Y siempre me los encuentro juntos, sonrientes: en la cola del supermercado, en la calle, en el parque. Alegres como si tuvieran 20 años (de los de entonces, no de los de ahora), como compañeros de escuela que salen al mundo a ver qué tal, mirando cada cosa, disfrutando los detalles.

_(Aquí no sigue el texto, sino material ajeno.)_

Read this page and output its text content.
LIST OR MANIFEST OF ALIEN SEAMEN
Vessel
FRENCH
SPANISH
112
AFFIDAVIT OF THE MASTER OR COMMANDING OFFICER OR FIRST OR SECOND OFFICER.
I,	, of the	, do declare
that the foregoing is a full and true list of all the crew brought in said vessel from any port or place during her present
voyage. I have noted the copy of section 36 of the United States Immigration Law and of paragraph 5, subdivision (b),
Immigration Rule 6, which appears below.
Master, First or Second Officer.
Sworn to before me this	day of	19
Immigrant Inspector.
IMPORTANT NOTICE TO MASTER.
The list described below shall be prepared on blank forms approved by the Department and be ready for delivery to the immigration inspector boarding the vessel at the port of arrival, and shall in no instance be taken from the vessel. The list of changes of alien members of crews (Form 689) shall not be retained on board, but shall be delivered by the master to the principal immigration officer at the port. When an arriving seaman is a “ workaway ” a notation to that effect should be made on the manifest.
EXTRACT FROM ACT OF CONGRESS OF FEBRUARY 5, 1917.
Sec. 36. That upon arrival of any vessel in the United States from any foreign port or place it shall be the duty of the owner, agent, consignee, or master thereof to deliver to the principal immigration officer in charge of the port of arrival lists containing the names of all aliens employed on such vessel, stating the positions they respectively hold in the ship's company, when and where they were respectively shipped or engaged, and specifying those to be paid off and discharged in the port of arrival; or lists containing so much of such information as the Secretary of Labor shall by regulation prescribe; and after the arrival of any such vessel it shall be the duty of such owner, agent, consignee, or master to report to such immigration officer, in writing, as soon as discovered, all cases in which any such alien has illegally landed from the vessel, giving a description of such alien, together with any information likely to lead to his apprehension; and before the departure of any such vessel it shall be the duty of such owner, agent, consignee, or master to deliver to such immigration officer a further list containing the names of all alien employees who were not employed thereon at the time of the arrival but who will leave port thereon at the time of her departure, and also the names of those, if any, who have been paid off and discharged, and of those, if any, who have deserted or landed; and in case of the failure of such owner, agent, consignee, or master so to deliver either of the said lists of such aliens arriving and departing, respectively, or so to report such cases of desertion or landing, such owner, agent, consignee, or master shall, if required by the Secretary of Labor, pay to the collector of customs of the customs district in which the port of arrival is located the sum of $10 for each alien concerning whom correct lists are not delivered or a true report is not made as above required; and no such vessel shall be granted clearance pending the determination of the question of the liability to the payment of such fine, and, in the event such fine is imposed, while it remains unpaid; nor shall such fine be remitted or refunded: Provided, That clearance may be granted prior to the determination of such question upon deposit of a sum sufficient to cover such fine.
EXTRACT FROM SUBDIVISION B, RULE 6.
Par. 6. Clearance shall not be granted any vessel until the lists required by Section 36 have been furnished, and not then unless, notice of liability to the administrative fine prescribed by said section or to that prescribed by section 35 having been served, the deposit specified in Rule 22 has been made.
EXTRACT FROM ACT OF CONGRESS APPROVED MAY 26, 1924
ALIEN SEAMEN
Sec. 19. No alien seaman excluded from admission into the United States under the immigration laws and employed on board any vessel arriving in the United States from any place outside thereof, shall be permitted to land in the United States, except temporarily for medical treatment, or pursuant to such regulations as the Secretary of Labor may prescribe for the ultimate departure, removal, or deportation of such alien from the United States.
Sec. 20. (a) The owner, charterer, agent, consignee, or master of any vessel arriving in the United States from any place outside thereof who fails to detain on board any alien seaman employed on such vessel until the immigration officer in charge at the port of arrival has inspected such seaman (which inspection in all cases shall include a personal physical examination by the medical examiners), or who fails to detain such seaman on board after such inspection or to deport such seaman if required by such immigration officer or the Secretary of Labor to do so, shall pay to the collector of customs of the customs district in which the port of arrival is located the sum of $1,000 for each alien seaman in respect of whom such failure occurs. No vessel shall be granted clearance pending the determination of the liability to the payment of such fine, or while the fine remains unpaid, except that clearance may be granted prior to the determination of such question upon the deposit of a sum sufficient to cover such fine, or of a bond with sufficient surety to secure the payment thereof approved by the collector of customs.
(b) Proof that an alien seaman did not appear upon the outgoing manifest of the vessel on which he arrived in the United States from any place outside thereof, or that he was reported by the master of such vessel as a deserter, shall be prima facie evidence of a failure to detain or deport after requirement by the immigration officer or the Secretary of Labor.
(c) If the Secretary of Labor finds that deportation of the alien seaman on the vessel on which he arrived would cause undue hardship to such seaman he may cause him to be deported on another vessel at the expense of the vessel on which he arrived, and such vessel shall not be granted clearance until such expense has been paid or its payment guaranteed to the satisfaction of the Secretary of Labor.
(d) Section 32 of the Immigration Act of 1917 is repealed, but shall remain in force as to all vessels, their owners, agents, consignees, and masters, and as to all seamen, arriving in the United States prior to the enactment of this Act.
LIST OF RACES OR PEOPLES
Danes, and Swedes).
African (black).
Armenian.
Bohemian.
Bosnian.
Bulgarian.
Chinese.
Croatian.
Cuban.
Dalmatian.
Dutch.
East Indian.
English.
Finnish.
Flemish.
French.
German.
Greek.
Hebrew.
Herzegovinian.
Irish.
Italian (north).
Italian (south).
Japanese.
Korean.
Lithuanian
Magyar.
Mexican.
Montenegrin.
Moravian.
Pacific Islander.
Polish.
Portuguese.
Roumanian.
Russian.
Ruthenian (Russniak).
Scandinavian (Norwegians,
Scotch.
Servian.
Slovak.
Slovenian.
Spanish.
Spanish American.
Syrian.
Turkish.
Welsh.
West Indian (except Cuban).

Se cruzan de vereda para acariciar a "mi perro" cuando nos ven paseando, y desprenden "eso": ese compañerismo en el que casi nadie cree, con todo el mundo. Eso que hace que su alegría curiosa y su calma parezca rara en el medio de tanta miseria humana, de tantos días llenos de humo y de velocidad urbana. Y los ves, paseando juntos, estando en el mundo nomás, sin prisas para saludar a la gente.
Alrededor todos los cansados damos vueltas, con la cara amarga, los "no, es que tengo que....", el no amor. El gris desteñido.

Hoy me los crucé por la calle:

-Vamos a comprar naranjas, ¡te vienes?!